Due in part to these variables, not all TBIs result in a medical paper trail. Doctors treating people with serious wounds might miss diagnosing a brain injury, and hospitals do not always code for every presenting condition. Also, many people who suffer a head injury, especially a milder one, such as a concussion, might not seek medical attention at all.

Researchers have started using detailed interviews with prisoners to get a better sense of how many have suffered from a brain injury. In a recent South Carolina survey of 636 prisoners, some 65 percent of males and 73 percent of females reported having sustained TBIs at some point in their lives. Injury counts are likely underestimated. Many people, for example, are unaware of injuries that they might have sustained when they were babies or young children. And even adulthood injuries were not entirely clear to prisoners. "They were told they had their bell rung—they got knocked out," says Rebecca Desrocher, assistant program director at the U.S. Department of Health and Human Services's Federal Traumatic Brain Injury Program.
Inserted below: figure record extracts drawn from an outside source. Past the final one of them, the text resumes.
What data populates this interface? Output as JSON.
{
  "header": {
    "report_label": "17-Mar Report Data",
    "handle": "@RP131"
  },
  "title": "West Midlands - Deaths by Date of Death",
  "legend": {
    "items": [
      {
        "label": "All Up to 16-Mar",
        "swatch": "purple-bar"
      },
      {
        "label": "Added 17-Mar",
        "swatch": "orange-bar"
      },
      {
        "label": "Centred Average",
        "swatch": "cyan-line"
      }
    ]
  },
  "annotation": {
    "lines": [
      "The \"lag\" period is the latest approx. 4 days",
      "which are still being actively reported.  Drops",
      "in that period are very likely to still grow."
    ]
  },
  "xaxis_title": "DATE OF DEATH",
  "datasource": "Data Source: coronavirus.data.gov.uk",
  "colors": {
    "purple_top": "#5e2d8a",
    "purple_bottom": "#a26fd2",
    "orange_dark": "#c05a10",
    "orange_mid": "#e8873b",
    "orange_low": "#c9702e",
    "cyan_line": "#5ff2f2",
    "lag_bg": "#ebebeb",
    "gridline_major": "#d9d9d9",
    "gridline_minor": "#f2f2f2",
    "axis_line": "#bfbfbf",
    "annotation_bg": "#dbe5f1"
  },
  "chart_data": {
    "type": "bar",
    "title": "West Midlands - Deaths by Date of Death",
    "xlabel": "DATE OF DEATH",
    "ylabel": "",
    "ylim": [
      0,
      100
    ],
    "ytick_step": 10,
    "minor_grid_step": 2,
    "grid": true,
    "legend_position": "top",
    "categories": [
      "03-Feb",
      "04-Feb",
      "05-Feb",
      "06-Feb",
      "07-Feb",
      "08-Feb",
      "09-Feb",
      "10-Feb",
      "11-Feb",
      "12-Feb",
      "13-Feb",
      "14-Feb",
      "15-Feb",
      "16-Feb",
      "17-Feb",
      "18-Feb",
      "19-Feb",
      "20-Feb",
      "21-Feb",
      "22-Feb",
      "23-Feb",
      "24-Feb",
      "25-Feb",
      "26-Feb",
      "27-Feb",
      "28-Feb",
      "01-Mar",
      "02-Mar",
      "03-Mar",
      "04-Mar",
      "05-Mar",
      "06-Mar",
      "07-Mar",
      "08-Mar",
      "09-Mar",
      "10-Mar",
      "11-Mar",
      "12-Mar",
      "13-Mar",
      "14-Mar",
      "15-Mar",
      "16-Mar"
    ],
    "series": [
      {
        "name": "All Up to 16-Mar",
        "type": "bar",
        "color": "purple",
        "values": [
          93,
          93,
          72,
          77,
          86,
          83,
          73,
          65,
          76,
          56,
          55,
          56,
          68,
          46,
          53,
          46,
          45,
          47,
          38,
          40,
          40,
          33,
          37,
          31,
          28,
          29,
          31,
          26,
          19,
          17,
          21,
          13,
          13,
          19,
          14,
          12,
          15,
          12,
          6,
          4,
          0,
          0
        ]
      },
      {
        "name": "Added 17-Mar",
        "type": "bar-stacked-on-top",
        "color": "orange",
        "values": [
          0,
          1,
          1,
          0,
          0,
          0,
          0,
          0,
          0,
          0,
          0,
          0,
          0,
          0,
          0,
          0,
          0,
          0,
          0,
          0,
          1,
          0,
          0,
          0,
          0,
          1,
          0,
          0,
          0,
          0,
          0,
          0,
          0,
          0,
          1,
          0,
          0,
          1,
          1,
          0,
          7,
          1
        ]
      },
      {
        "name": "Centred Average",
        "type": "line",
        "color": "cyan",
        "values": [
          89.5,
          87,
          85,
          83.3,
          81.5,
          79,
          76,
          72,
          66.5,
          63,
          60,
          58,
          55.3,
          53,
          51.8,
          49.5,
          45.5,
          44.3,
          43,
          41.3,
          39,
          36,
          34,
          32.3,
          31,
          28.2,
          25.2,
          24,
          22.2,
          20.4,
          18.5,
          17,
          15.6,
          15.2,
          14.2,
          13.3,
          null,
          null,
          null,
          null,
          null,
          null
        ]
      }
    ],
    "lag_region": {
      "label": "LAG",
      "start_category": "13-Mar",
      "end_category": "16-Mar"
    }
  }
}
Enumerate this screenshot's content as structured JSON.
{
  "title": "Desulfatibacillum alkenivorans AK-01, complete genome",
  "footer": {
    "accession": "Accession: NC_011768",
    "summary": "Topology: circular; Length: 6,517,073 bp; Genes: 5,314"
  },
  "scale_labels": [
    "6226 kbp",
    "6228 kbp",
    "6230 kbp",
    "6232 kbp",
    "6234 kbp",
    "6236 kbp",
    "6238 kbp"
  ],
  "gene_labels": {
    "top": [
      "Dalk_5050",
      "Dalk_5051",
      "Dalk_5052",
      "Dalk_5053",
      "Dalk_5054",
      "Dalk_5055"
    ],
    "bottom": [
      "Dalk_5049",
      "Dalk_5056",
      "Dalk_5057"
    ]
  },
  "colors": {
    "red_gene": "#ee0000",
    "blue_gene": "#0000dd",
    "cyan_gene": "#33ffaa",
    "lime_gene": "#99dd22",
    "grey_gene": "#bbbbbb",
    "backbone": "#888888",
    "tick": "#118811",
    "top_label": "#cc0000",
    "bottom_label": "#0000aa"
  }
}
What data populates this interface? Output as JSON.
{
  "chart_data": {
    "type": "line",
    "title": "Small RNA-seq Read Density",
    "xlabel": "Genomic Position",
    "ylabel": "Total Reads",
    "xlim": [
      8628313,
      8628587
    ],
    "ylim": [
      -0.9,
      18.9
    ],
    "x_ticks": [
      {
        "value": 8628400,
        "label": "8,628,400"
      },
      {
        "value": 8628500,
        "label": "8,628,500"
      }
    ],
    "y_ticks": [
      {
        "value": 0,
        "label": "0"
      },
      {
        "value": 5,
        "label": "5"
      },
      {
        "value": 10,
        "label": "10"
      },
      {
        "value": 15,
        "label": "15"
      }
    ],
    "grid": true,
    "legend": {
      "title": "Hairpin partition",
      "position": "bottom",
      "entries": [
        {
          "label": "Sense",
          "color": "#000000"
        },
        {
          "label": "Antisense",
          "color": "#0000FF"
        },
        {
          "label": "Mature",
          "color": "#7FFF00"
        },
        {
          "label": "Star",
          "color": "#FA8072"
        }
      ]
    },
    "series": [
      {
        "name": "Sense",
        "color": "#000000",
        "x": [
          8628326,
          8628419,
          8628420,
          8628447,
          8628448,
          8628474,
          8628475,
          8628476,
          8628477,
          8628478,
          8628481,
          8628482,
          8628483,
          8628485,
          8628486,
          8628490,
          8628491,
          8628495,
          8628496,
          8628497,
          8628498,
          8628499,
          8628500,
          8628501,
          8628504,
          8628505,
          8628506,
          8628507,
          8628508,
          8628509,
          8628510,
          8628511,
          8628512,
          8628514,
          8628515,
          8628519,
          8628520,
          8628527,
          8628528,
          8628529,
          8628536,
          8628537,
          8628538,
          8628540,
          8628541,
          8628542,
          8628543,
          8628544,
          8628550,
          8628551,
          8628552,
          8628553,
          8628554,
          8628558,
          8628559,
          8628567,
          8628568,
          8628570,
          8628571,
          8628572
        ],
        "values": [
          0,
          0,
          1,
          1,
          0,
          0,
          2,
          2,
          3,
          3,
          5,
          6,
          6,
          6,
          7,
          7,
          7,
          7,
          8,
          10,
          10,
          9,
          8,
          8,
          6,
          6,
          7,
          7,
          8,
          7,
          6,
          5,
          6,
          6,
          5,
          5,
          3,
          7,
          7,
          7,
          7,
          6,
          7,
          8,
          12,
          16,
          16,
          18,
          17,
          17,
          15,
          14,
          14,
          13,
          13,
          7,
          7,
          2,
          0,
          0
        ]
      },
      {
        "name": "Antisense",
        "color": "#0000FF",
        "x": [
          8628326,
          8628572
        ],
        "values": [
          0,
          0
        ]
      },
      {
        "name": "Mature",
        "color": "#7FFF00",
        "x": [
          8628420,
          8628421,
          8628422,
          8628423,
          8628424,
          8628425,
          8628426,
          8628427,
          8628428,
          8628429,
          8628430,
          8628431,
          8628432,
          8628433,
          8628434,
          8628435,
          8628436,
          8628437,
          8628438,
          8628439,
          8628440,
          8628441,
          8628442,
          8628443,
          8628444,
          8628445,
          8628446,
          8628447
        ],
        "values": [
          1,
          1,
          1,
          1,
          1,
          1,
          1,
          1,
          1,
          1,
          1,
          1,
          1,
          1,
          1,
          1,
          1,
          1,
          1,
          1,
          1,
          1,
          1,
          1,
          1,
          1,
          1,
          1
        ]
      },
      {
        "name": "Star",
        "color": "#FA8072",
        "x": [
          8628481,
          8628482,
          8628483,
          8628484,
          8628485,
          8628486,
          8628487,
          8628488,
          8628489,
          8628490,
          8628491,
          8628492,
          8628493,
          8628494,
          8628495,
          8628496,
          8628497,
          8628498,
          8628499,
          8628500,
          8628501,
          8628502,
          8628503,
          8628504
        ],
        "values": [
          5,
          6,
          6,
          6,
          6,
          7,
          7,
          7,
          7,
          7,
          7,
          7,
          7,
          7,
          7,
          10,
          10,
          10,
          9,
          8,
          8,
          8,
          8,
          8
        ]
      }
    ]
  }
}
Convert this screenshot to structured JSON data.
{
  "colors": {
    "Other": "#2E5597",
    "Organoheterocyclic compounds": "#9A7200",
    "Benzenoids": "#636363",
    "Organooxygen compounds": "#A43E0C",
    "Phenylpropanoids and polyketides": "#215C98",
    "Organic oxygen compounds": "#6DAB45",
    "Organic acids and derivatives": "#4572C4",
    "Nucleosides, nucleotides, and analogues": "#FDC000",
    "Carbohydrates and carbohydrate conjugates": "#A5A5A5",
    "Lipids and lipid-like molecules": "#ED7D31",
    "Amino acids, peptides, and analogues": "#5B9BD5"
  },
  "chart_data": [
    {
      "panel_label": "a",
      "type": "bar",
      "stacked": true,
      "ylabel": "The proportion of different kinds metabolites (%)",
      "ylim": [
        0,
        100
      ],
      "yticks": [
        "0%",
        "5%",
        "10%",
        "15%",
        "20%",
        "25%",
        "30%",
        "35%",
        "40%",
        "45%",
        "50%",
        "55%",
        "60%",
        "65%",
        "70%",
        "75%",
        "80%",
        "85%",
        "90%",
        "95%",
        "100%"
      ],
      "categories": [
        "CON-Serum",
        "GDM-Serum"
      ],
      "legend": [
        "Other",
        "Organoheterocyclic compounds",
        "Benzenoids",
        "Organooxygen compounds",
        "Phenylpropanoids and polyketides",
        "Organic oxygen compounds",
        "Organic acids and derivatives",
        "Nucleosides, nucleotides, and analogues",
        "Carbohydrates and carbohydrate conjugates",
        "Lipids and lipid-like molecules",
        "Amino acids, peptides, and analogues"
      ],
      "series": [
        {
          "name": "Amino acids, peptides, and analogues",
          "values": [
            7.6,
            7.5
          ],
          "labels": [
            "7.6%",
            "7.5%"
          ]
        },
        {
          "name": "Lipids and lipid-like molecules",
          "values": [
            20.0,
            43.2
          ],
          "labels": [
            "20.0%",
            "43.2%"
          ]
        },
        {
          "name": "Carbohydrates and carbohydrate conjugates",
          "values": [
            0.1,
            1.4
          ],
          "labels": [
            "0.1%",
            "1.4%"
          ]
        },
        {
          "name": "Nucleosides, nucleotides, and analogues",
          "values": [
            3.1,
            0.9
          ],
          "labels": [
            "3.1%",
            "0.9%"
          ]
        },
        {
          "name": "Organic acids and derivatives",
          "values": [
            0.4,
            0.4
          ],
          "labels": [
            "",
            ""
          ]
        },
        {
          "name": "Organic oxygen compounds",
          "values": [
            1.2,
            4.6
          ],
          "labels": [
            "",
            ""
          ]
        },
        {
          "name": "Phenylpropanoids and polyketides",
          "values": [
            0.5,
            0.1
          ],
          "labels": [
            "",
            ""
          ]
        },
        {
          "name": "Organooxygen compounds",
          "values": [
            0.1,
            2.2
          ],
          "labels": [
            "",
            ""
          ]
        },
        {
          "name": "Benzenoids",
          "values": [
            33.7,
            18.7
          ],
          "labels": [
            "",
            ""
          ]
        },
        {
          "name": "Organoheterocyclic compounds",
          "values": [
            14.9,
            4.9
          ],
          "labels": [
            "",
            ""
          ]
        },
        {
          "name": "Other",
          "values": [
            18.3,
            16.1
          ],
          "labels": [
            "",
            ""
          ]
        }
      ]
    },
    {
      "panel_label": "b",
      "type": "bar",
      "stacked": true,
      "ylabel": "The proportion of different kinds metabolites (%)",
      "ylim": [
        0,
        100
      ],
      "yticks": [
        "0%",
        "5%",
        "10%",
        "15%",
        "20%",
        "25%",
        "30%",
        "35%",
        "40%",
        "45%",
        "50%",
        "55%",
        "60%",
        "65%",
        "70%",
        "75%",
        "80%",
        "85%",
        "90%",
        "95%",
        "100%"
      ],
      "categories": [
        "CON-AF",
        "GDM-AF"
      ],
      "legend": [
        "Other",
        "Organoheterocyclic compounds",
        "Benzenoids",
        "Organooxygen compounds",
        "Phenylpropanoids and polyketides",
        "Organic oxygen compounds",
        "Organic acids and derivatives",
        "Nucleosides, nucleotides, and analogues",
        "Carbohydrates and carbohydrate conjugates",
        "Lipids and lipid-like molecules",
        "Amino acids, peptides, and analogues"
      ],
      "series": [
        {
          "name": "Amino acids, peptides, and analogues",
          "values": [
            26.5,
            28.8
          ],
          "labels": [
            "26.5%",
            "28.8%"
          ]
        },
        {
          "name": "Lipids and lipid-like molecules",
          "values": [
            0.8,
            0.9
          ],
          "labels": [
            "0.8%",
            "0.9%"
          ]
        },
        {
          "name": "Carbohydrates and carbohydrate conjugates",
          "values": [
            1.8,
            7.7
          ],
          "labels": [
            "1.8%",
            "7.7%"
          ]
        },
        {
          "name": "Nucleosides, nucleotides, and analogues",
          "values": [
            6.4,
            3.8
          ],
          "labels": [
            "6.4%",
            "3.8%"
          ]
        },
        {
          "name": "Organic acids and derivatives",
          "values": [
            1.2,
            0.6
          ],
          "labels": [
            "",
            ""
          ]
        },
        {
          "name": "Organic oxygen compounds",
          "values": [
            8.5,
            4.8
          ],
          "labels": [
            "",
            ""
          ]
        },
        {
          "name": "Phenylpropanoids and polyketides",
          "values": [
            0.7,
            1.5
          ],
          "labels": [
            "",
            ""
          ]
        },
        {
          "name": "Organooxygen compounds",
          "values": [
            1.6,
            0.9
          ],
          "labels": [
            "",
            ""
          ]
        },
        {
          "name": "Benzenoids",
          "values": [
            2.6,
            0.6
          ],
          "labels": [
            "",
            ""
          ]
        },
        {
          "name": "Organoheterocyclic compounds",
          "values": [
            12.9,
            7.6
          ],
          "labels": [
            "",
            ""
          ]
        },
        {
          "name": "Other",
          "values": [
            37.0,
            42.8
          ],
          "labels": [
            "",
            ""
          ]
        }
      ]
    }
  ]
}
The very nature of brain injuries can also make tracking them—and figuring out how many an individual might have suffered—especially difficult. As Pickelsimer points out, "after you've had some, you don't remember them as clearly." These injuries are additive, with each assault to the brain compounding damage from the previous ones. The average reported number of TBIs for an individual prisoner was about four, Pickelsimer says. And some reported up to a dozen.

Through these interviews, Pickelsimer says, another thing became clear: prisoners were often not aware that a single event—or a series of them—could be making it harder for them to earn a ticket out of jail, or avoid being sent back in the future.